You can find more annotation information in gbi.qwen.celltype.most.md. The contents of gbi.qwen.celltype.most.md are as follows:
# Most Possible celltypes
### Geneset 0: CD4+ T Helper Cells
**gene marker**: CD3D, CD3E, CCR7, CD27
**reason**: The presence of CD3D and CD3E, which are integral components of the T-cell receptor complex, along with CCR7 and CD27, which are characteristic of naïve and central memory CD4+ T helper cells, strongly supports this cell type.
**cell state/subtype**: Memory or naïve CD4+ T helper cells in a resting or surveillance state, ready to respond to antigenic challenges.
### Geneset 1: B Cells
**gene marker**: CD79A, MS4A1, CD79B, CD74, CD37
**reason**: These markers are highly specific to B lymphocytes, with CD79A and CD79B being components of the B-cell receptor complex, MS4A1 (CD20) being a well-known B-cell marker, and CD74 and CD37 also being commonly expressed in B cells.
**cell state/subtype**: Mature B cells, potentially activated and capable of antigen presentation, indicated by the presence of HLA-DRA.
### Geneset 2: Monocytes/Macrophages
**gene marker**: FCGR3A, FCER1G, AIF1, LILRA3, MT2A
**reason**: The combination of FCGR3A (CD16), FCER1G (part of Fc receptor complex), AIF1 (involved in macrophage activation), LILRA3 (implicated in immune regulation), and MT2A (a metal detoxification protein) strongly indicates monocytes/macrophages.
**cell state/subtype**: Activated monocytes/macrophages, possibly responding to inflammation or infection.
### Geneset 3: Natural Killer (NK) cells
**gene marker**: GNLY, GZMB, NKG7, PRF1, FCGR3A, TYROBP, XCL2, GZMA
**reason**: This set includes key markers of NK cell function, such as cytotoxic granule proteins (granzymes, perforin), signaling molecules (TYROBP), and the activating receptor CD16 (FCGR3A).
**cell state/subtype**: Activated NK cells, capable of cytotoxic activity against infected or transformed cells.
### Geneset 4: Cytotoxic T Cells (CD8+)
**gene marker**: CCL5, GZMK, NKG7, CST7, CD3D, GZMA, CTSW, CD8A, KLRG1, GZMH, NCR3
**reason**: The presence of CD8A, granzymes (GZMA, GZMK, GZMH), NKG7, and KLRG1 indicates cytotoxic T cells, which are known for their direct killing of infected or cancerous cells.
**cell state/subtype**: Activated or effector CD8+ T cells, potentially engaged in immune surveillance or responding to recent antigen exposure in a healthy individual.
### Geneset 5 : Monocytes/Macrophages
**gene marker**: S100A8, LYZ, S100A9, LGALS2, FCN1, CD14, GSTP1, FTL, TYROBP, GRN, APOBEC3A, GPX1
**reason**: The presence of a comprehensive set of markers, including S100A8, S100A9, CD14, and LYZ, strongly suggests monocytes/macrophages.

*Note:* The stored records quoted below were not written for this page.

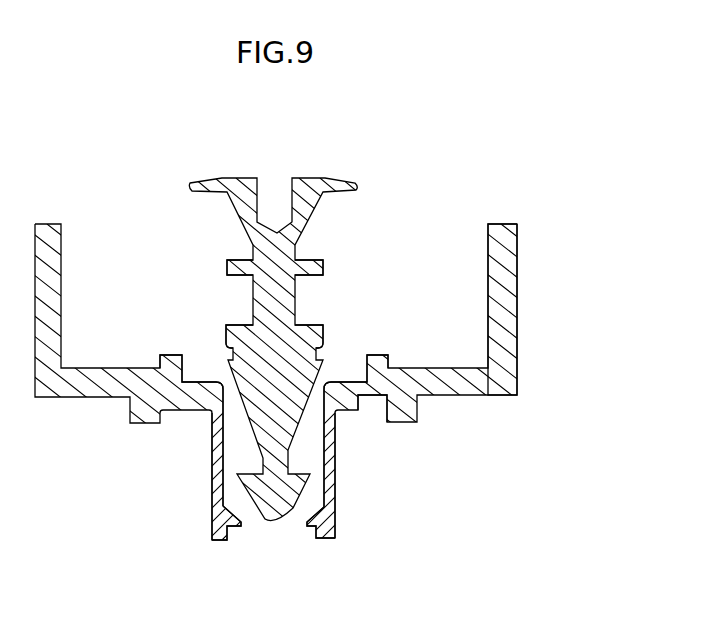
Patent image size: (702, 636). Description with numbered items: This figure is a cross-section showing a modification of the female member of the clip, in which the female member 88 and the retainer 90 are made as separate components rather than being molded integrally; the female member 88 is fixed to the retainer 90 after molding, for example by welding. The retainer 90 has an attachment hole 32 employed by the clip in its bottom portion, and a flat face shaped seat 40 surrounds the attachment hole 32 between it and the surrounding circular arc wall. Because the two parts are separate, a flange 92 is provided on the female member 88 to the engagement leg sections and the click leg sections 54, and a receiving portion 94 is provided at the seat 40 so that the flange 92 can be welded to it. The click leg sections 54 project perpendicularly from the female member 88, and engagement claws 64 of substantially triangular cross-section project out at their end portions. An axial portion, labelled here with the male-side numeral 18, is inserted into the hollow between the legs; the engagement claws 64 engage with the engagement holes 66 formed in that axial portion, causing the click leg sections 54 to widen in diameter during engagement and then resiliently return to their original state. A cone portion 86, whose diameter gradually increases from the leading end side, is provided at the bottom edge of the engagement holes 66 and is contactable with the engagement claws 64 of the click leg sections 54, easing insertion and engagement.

The pin 18 is at (373, 177).
The retainer 90 is at (525, 245).
The engagement holes 66 is at (228, 345).
The attachment hole 32 is at (224, 384).
The flange 92 is at (343, 388).
The seat 40 is at (452, 376).
The receiving portion 94 is at (374, 400).
The female member 88 is at (358, 467).
The cone portion 86 is at (210, 445).
The click leg sections 54 is at (211, 479).
The engagement claws 64 is at (230, 541).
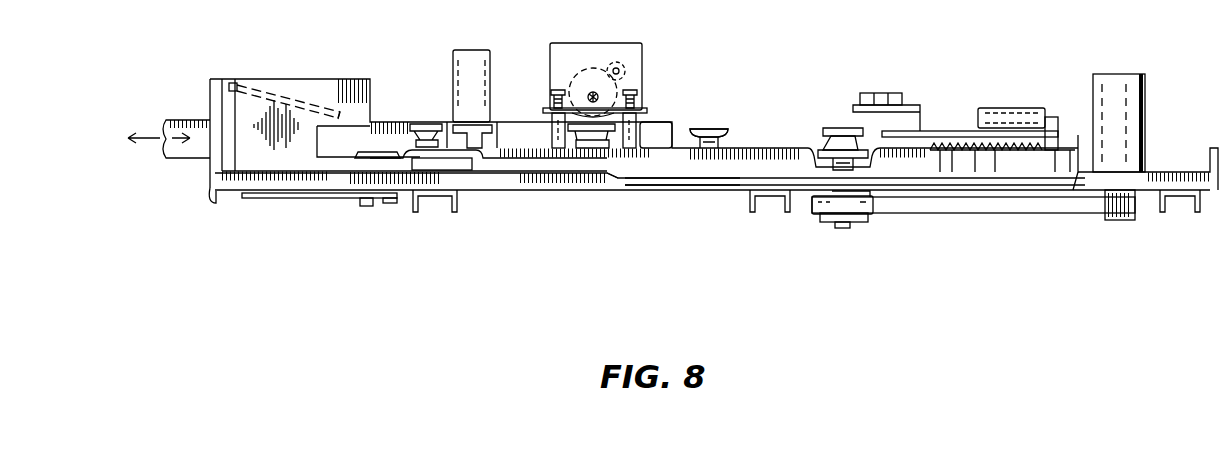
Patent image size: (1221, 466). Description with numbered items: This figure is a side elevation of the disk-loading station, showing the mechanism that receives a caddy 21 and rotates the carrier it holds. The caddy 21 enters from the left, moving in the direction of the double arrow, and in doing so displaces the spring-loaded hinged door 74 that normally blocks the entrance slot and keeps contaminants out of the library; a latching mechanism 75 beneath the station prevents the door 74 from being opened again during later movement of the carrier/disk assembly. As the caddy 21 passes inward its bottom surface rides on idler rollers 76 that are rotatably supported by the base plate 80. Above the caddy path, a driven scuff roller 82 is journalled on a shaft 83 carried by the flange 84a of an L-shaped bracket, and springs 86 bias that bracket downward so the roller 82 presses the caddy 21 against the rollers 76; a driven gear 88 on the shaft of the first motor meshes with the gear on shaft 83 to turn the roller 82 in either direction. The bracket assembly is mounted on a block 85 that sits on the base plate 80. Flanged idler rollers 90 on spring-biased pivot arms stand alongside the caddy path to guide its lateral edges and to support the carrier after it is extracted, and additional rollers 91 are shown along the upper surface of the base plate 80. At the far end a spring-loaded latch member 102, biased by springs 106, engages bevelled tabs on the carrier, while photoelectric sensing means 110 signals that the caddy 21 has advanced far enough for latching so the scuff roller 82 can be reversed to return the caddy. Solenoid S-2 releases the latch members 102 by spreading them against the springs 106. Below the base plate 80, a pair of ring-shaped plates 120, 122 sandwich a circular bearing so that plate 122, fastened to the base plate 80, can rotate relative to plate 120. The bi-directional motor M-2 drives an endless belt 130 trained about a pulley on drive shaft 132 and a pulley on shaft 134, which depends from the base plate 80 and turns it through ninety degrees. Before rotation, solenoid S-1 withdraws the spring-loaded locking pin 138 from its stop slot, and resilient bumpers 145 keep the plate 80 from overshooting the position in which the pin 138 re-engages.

The caddy 21 is at (196, 120).
The hinged door 74 is at (288, 82).
The latching mechanism 75 is at (302, 199).
The idler rollers 76 is at (385, 157).
The base plate 80 is at (710, 174).
The scuff roller 82 is at (552, 70).
The shaft 83 is at (592, 91).
The flange 84a is at (592, 64).
The block 85 is at (612, 130).
The springs 86 is at (551, 104).
The driven gear 88 is at (630, 64).
The flanged idler rollers 90 is at (727, 120).
The roller 91 is at (418, 122).
The latch member 102 is at (900, 140).
The springs 106 is at (952, 142).
The photoelectric sensing means 110 is at (885, 86).
The ring-shaped plate 120 is at (626, 179).
The ring-shaped plate 122 is at (656, 179).
The endless drive belt 130 is at (948, 214).
The drive shaft 132 is at (816, 214).
The shaft 134 is at (845, 229).
The locking pin 138 is at (485, 148).
The resilient bumpers 145 is at (440, 166).
The solenoid S-1 is at (475, 50).
The solenoid S-2 is at (1050, 108).
The bi-directional motor M-2 is at (1147, 100).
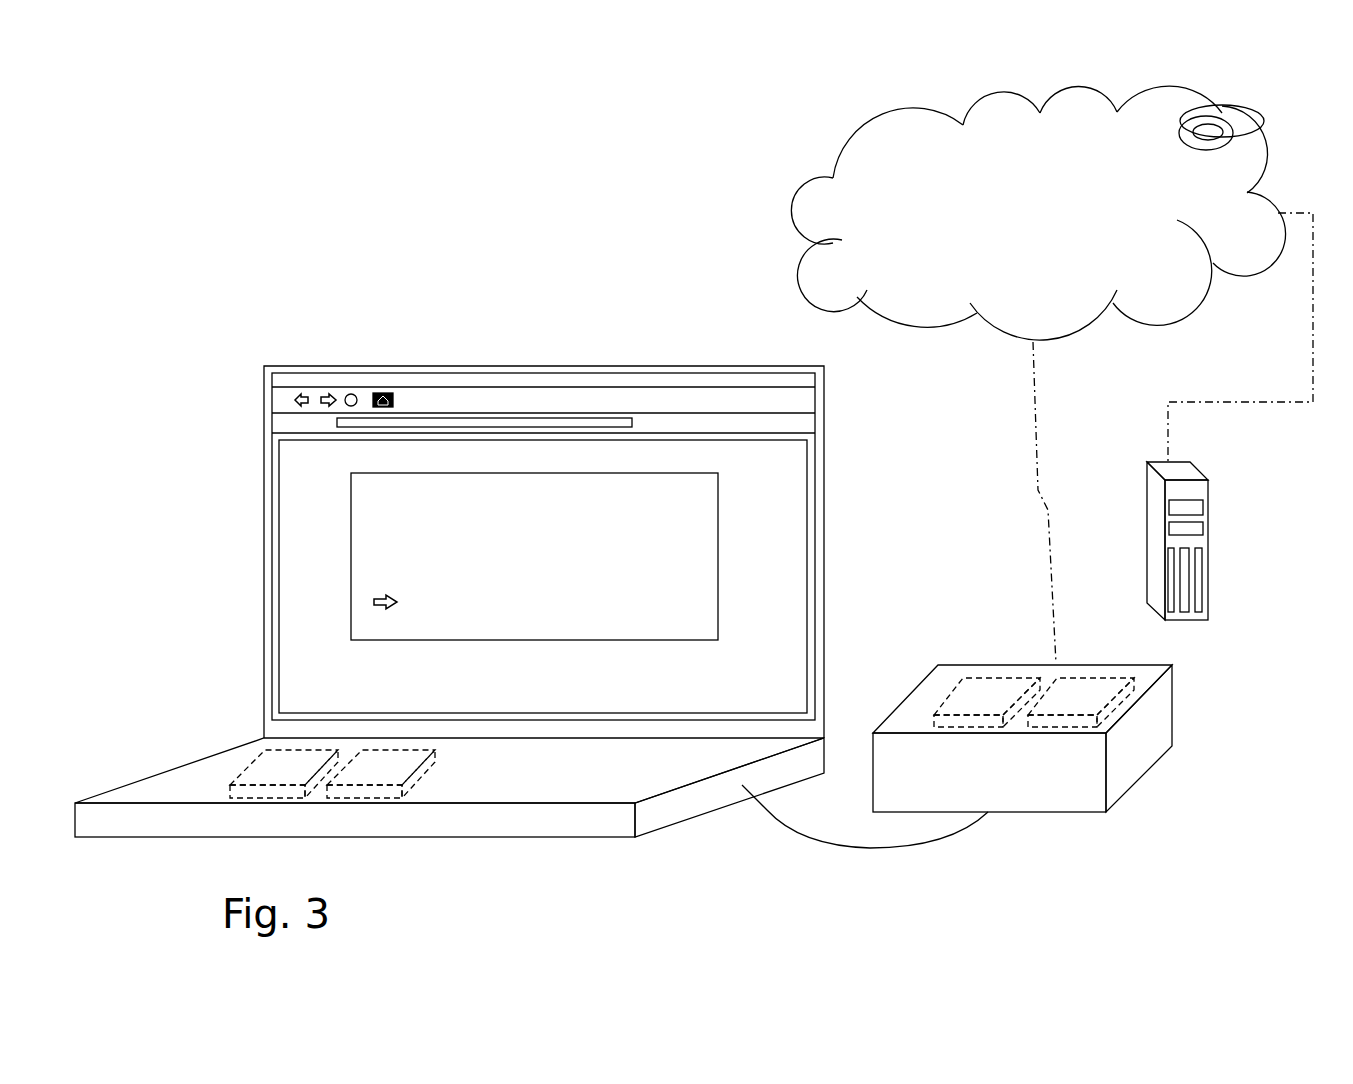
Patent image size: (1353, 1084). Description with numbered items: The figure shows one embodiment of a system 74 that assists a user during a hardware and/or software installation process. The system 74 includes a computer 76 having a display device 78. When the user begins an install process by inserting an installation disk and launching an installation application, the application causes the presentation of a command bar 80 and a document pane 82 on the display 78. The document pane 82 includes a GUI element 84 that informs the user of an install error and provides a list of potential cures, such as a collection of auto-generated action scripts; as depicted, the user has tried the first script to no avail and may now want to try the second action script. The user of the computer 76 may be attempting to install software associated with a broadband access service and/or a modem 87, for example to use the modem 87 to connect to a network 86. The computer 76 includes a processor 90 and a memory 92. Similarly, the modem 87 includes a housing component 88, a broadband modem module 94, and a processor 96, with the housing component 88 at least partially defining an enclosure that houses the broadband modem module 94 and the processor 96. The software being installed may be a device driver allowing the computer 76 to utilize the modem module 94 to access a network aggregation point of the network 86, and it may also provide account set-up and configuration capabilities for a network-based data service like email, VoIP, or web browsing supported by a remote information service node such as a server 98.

These markers are indicative of both the cell lineage and the inflammatory state typical of these cells in response to stimuli.

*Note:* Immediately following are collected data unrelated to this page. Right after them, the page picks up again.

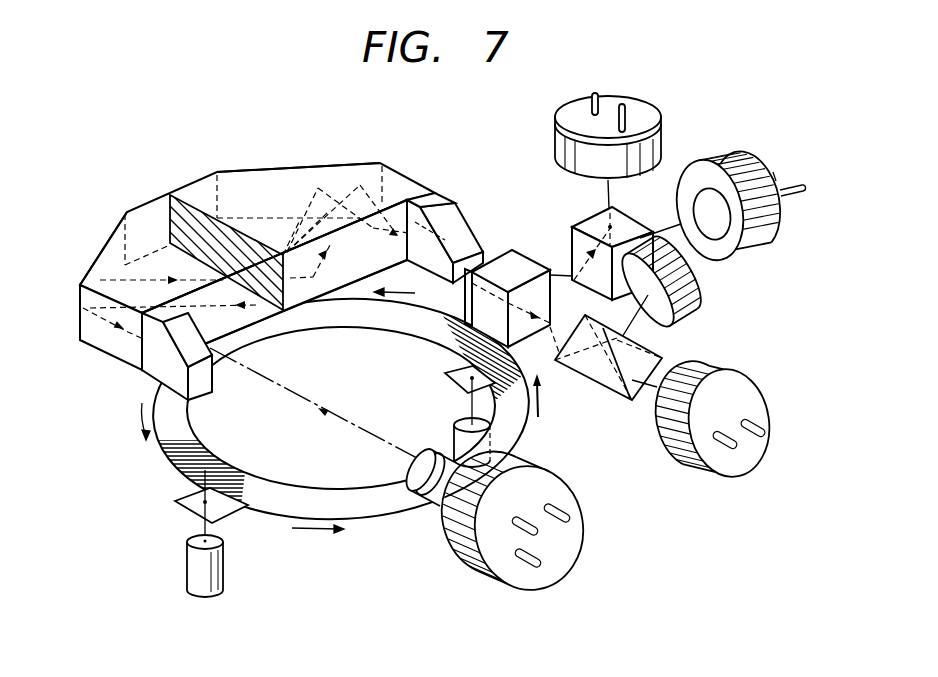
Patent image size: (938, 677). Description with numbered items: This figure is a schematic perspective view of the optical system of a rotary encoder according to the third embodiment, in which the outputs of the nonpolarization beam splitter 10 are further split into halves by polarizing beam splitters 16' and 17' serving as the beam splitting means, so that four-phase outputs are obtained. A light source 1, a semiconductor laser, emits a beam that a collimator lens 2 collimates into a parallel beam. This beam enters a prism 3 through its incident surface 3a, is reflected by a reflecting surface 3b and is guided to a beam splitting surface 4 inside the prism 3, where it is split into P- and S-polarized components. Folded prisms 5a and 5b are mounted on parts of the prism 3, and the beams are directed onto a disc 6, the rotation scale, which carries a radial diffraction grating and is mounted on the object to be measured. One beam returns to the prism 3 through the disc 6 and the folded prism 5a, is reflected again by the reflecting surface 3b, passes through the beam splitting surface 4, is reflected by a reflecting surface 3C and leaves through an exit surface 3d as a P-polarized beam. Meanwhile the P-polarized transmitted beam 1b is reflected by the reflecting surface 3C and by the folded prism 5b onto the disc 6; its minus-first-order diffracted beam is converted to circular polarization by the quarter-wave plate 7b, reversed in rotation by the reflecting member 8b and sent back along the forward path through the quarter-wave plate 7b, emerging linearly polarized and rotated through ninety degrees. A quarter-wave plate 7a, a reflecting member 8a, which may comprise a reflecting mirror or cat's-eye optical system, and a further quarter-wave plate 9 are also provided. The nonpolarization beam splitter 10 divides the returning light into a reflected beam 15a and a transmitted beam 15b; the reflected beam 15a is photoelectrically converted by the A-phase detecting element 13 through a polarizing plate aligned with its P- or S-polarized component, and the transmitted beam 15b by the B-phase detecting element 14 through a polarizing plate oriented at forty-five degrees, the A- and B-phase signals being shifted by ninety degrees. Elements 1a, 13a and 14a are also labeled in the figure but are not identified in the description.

The light source 1 is at (509, 525).
The deflecting mirror 1a is at (304, 393).
The P-polarized transmitted beam 1b is at (333, 249).
The collimator lens 2 is at (423, 498).
The prism 3 is at (146, 147).
The incident surface 3a is at (249, 349).
The reflecting surface 3b is at (81, 248).
The reflecting surface 3C is at (298, 155).
The exit surface 3d is at (345, 318).
The beam splitting surface 4 is at (197, 195).
The folded prism 5a is at (153, 360).
The folded prism 5b is at (445, 224).
The disc 6 is at (330, 410).
The λ/4 plate 7a is at (183, 505).
The λ/4 plate 7b is at (440, 384).
The reflecting member 8a is at (175, 568).
The reflecting member 8b is at (440, 442).
The λ/4 plate 9 is at (503, 250).
The nonpolarization beam splitter 10 is at (523, 263).
The A-phase detecting element 13 is at (736, 225).
The receiver housing 13a is at (643, 129).
The B-phase detecting element 14 is at (722, 415).
The lens 14a is at (694, 289).
The reflected beam 15a is at (559, 235).
The transmitted beam 15b is at (560, 395).
The polarizing beam splitter 16' is at (638, 357).
The polarizing beam splitter 17' is at (639, 237).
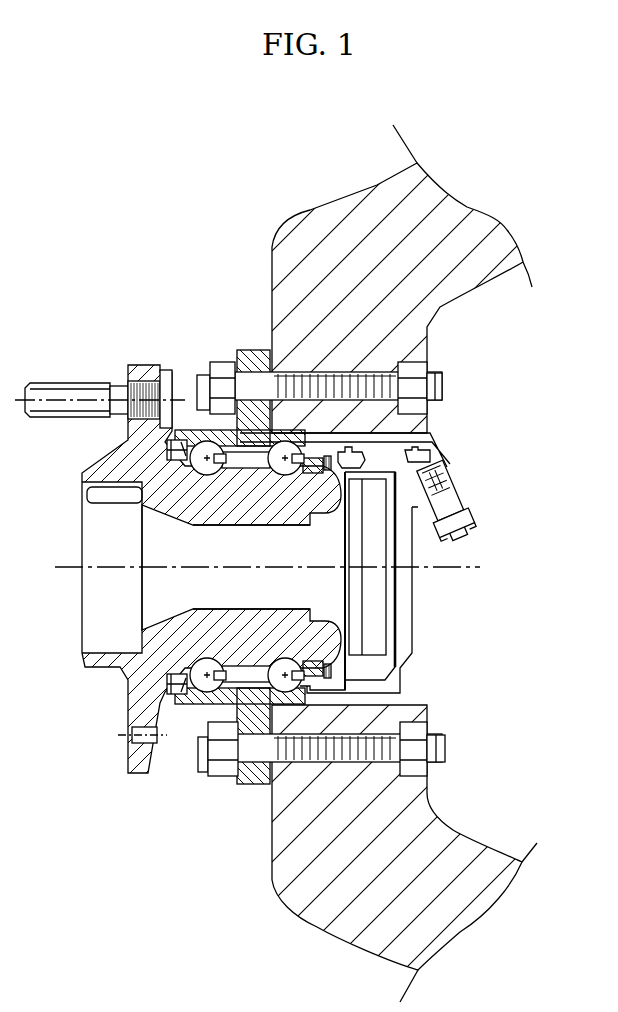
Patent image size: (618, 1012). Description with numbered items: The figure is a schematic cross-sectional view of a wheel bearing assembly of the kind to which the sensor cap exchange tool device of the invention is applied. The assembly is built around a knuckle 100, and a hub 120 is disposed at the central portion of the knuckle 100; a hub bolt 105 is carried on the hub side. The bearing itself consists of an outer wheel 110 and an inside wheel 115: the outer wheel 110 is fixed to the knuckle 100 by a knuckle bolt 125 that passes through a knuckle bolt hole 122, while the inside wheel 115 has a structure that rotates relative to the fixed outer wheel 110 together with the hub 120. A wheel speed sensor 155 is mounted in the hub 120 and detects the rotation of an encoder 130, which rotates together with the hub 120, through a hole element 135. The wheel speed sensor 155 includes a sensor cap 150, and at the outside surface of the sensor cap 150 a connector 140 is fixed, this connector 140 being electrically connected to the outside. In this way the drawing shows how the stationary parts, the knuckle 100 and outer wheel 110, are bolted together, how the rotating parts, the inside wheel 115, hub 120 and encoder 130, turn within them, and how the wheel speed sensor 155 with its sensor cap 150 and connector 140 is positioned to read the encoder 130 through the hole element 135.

**cell state/subtype**: Activated or inflammatory state due to the presence of alarmins and other inflammatory markers, indicating a response to infection or inflammation.
### Geneset 6 : Dendritic Cells
**gene marker**: HLA-DQA1, HLA-DPB1, HLA-DQB1, HLA-DRA, HLA-DPA1, HLA-DRB1, HLA-DRB5, CD74
**reason**: The high expression of MHC class II genes (HLA-DQA1, HLA-DPB1, etc.) and CD74, which is crucial for MHC class II antigen presentation, is characteristic of dendritic cells. These markers are essential for the function of antigen presentation to T cells.

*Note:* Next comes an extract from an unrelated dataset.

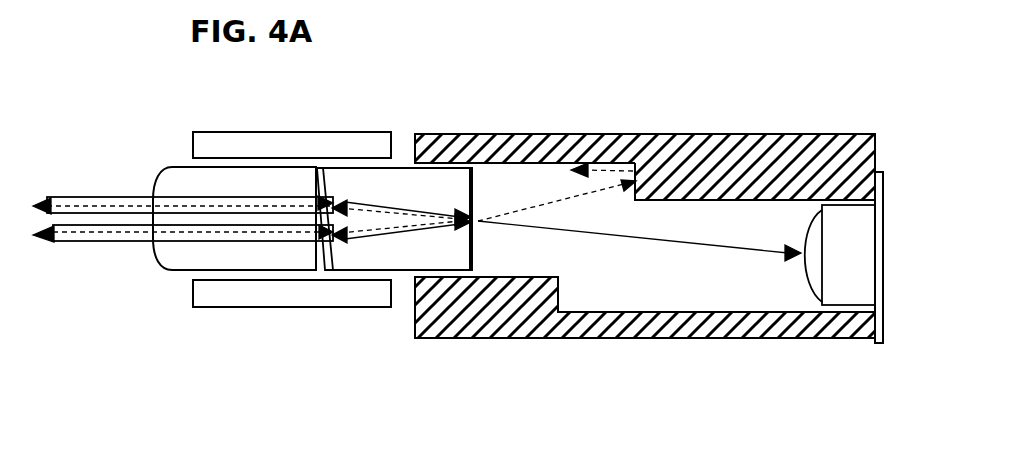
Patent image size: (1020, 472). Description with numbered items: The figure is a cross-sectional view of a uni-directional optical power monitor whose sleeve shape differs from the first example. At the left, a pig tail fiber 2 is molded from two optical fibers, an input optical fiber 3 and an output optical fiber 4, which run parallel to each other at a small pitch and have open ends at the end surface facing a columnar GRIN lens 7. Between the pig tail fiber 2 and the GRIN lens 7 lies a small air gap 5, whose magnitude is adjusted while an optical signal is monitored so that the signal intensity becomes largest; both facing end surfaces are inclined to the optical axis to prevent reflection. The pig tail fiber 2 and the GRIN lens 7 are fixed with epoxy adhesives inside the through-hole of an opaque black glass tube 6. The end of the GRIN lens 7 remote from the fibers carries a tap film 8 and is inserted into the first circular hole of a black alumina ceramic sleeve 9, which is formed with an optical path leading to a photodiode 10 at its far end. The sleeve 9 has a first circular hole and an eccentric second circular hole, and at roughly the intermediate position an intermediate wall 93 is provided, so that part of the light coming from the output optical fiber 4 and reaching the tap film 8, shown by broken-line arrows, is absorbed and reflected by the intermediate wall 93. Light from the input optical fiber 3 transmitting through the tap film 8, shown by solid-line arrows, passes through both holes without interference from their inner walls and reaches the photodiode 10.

**cell state/subtype**: Activated or mature dendritic cells, as indicated by the upregulation of MHC class II molecules, which occurs during the maturation process triggered by pathogen recognition.
### Geneset 7 : Platelets
**gene marker**: PPBP, PF4, GP9, GNG11
**reason**: The expression of PPBP, PF4, and GP9 is highly specific to platelets, which are crucial for hemostasis and thrombosis. GNG11, while not exclusive, supports the presence of platelet-related functions.
**cell state/subtype**: Activated or resting platelets. Given the presence of markers associated with platelet function and aggregation, these platelets might be in a state ready to respond to vascular damage or inflammation.